Hubert Ingraham suggests bill should have been retroactive

Wed, Jun 8th 2016, 12:10 PM


Former Prime Minister Hubert Ingraham drops his vote in the ballot box during the gender equality referendum yesterday. (Photo: Ahvia J. Campbell)

Former Prime Minister Hubert Ingraham predicted early yesterday that even if bill number four was approved by the electorate, it would have to be brought back to the Bahamian people at some point because it was not retroactive.

There was a resounding no vote in the referendum to all four questions. Again, Ingraham spoke to The Nassau Guardian hours before the polls closed.

Bill four would have made it unconstitutional to discriminate against someone based on sex.

Bills one through three dealt specifically with citizenship issues.

Ingraham, who spoke to The Nassau Guardian after voting in polling station number 12 at C. C. Sweeting Senior High School around 9 a.m., suggested the bill should have been made retroactive.

"It is not retroactive. We are not going back from the beginning and giving these rights to everybody from July 10, 1973," he said.

"And so, irrespective of what happens today there will be thousands of people who still claim they were not made equal citizens as a result of this vote.

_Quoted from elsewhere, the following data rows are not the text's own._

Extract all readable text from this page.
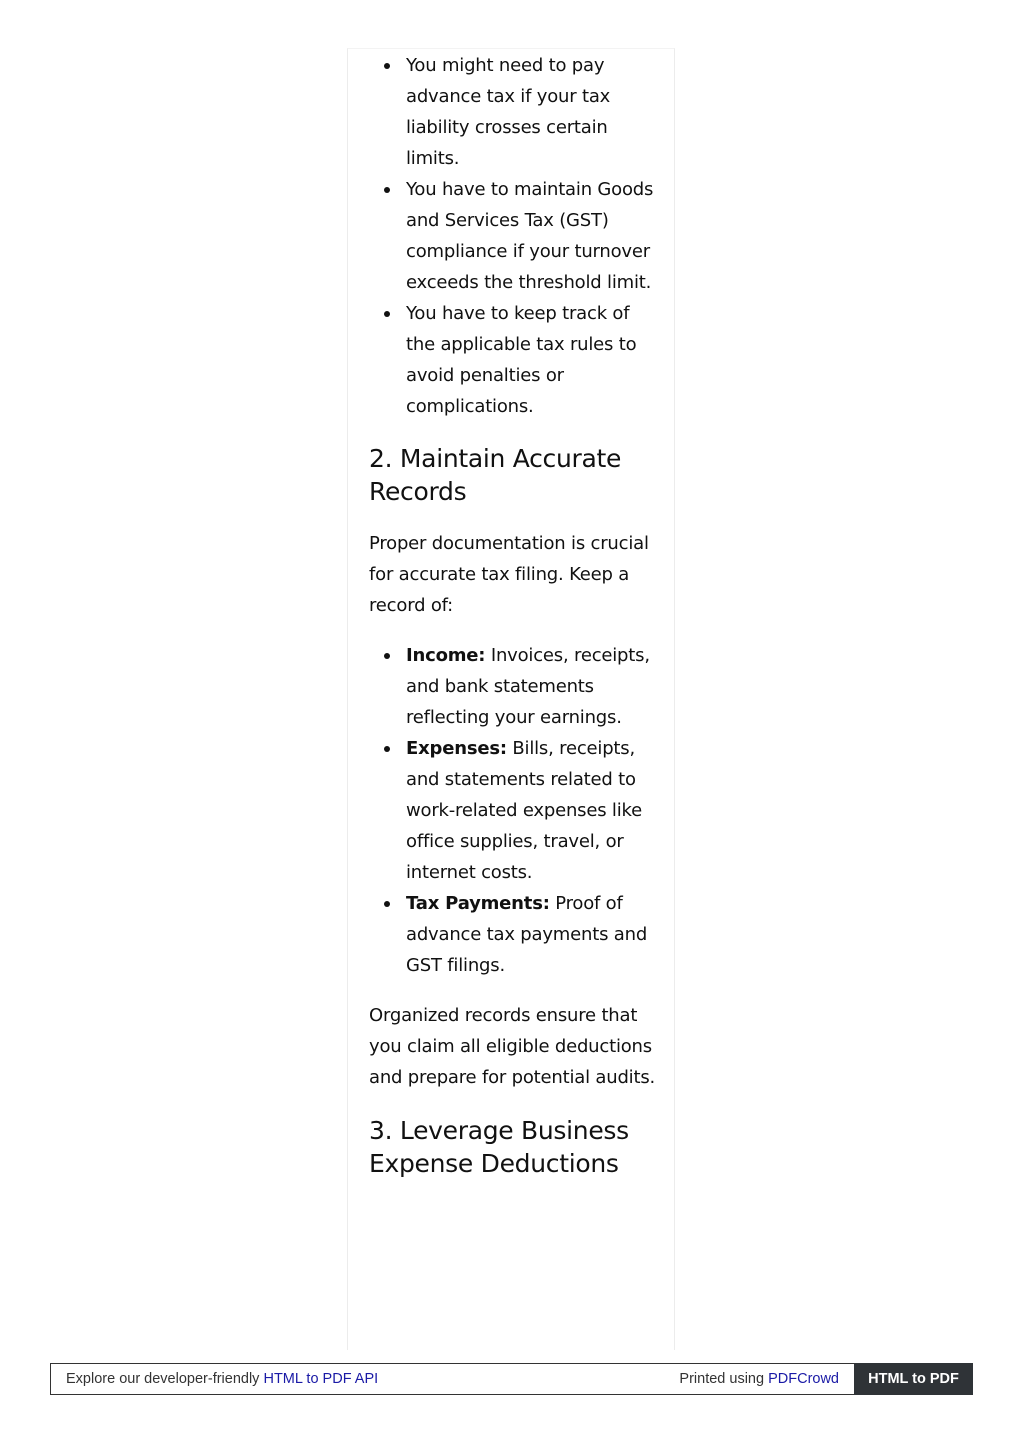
You might need to pay advance tax if your tax liability crosses certain limits.
You have to maintain Goods and Services Tax (GST) compliance if your turnover exceeds the threshold limit.
You have to keep track of the applicable tax rules to avoid penalties or complications.
2. Maintain Accurate Records

Proper documentation is crucial for accurate tax filing. Keep a record of:

Income: Invoices, receipts, and bank statements reflecting your earnings.
Expenses: Bills, receipts, and statements related to work-related expenses like office supplies, travel, or internet costs.
Tax Payments: Proof of advance tax payments and GST filings.

Organized records ensure that you claim all eligible deductions and prepare for potential audits.

3. Leverage Business Expense Deductions
Explore our developer-friendly HTML to PDF API	Printed using PDFCrowd	HTML to PDF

"One day, whether it is 50 years from now [or] five, 10, a similar vote will be held on the question of gender, number four, in The Bahamas again. Whether I am alive or not, it will happen."

Ingraham said the only way to settle the issue is to remove discrimination completely.

Bill number four was by far the most controversial bill, with many critics claiming it would result in same-sex marriages in The Bahamas.

However, supporters of the bill, including the attorney general, the government, and Prime Minister Perry Christie said nothing could be further from the truth.

Bill one sought to enable a child born outside The Bahamas to become a citizen at birth if either his or her mother or father is a citizen of The Bahamas by birth.

Bill two would have allowed a Bahamian woman who marries a foreign man to pass on citizenship to him in the same way that a Bahamian man who marries a foreign woman is able to do now.

Bill three would have allowed an unmarried Bahamian man to pass on his citizenship to his child born to a foreign mother subject to legal proof that he is the father.

Asked for his prediction on the outcome of yesterday's vote, the former prime minister said he had no idea.

In 2002, the Ingraham administration brought a referendum, which presented similar issues to the electorate for a decision, in addition to other issues.

All the questions on that referendum also failed.